While hospitals generally find a way to make space for patients with medical illnesses, all too often, psychiatric patients are turned away because the hospital can't find a bed for that patient. Sometimes the patient can be stabilized on an outpatient basis, but other times, disturbed patients may commit suicide or harm others if turned out of the hospital when they need inpatient treatment.
Consider the experience of Virginia state Sen. Creigh Deeds, who brought his son to an emergency department last year because of concerns about the son's erratic behavior. Deeds was able to get his son held for examination at the hospital for six hours, but when a bed couldn't be found for his 24-year-old son Austin Deeds, the hospital sent Austin home. Within 24 hours of being released, Austin attacked his father with a knife then killed himself.
How often are acutely ill psychiatric patients discharged from hospital emergency departments? More often than most hospitals would like to admit. And state hospitals are increasingly losing their ability to serve as a backstop to private hospitals. Mental health advocacy group The National Alliance on Mental Illness estimates that states cut mental health budgets by $1.6 billion between 2009 and 2012.
Sadly, we're at a point right now in most states where even patients that are lucky enough to get a bed may wait many hours or even days in the emergency department as boarders before they can appropriate treatment. In other words, hospital psychiatric care is in crisis, but little is being done to address the problem.
So why, given the obvious need, is psychiatric bed availability contracting despite the fact that incidence of psychiatric illness has not declined? One major reason for this is financial. Private hospitals invest big bucks in service lines with a big return, such as birthing centers, but not so much on psychiatric care. I'd also argue, though most hospital executives would deny it, that many health leaders simply haven't paid much attention the overwhelming size of the problem, and are playing a game of NIMBY (not in my back yard) with psych patients.

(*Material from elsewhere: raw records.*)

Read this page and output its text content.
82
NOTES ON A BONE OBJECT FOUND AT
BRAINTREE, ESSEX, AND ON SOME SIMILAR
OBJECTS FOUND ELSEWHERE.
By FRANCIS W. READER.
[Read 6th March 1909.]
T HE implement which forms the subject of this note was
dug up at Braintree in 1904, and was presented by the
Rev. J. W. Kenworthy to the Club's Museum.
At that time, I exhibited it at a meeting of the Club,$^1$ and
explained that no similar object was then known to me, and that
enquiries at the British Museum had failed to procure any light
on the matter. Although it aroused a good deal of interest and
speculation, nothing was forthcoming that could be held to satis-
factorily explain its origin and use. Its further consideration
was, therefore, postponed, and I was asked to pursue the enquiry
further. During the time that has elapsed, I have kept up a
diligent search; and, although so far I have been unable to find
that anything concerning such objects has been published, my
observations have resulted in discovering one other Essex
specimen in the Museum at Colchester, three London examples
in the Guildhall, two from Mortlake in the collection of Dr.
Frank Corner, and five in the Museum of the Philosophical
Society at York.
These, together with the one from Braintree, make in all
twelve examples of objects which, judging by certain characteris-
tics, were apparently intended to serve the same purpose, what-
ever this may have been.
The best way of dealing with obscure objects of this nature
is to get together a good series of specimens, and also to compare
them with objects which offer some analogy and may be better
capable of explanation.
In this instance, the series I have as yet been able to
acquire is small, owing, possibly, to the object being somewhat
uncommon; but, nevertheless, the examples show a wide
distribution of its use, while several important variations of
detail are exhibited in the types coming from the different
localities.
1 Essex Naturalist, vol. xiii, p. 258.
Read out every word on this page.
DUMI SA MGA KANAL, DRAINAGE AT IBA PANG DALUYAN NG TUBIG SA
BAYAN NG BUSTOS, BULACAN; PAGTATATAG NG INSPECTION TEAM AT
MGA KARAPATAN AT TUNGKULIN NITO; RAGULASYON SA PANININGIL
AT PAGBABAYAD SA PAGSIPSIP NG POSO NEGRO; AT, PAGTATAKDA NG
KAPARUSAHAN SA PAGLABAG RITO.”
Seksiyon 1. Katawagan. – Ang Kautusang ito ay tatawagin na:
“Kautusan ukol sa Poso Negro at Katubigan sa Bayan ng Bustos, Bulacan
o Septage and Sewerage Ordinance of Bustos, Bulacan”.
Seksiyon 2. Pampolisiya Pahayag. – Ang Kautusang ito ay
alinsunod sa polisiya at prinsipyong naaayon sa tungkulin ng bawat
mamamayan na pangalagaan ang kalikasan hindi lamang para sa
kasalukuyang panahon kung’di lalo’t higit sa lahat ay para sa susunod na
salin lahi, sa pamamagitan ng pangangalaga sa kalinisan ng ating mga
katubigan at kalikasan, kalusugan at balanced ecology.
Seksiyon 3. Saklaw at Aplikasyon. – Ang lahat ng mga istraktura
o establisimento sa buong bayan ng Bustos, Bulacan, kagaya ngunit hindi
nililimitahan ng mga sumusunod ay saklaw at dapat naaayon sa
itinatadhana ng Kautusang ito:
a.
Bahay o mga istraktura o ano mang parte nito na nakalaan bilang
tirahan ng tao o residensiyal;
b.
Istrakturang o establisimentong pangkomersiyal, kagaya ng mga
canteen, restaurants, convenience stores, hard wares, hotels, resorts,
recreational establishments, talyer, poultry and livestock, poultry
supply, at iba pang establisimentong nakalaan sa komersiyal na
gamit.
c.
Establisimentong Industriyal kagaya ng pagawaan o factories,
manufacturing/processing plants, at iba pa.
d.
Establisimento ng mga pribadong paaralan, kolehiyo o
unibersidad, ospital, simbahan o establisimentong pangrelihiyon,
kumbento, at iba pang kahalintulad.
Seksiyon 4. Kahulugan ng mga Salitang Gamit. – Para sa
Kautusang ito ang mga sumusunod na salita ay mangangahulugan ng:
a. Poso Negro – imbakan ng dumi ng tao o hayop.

As a piece in Health Leaders notes, there are some solutions that can relieve some of the pressure. For example, in May 2008 three large hospital systems serving the Columbus, Ohio area joined to form the Franklin County Mental Health Collaborative.
The collaborative agreed to a simple protocol, in which the patient who has been waiting the longest for psychiatric inpatient bed gets the first one available, no matter what where it is located. The program seems to have been a success. In May 2009, there were 400 psychiatric patients in Franklin County EDs, when wait times for a bed could number up to six days. By October 2013, the average length of stay for psychiatric patient needing inpatient bed was down to 19 hours despite an increase in psych patients seeking care.
This is just one of several strategies being successfully implemented nationally. But the reality is most hospital systems aren't cooperating or looking for new solutions when it comes to psychiatric care, probably because no one is going to throw them a parade for simply treating psychiatric patients with as much concern and thoroughness as they would any other patient.
But the time has clearly come for not only hospitals, but the mental health system that feeds into those hospitals, to have serious conversations about how they can better address the needs of the psychiatrically ill when they need inpatient care. If we don't want to see more patients die, it's time to take action.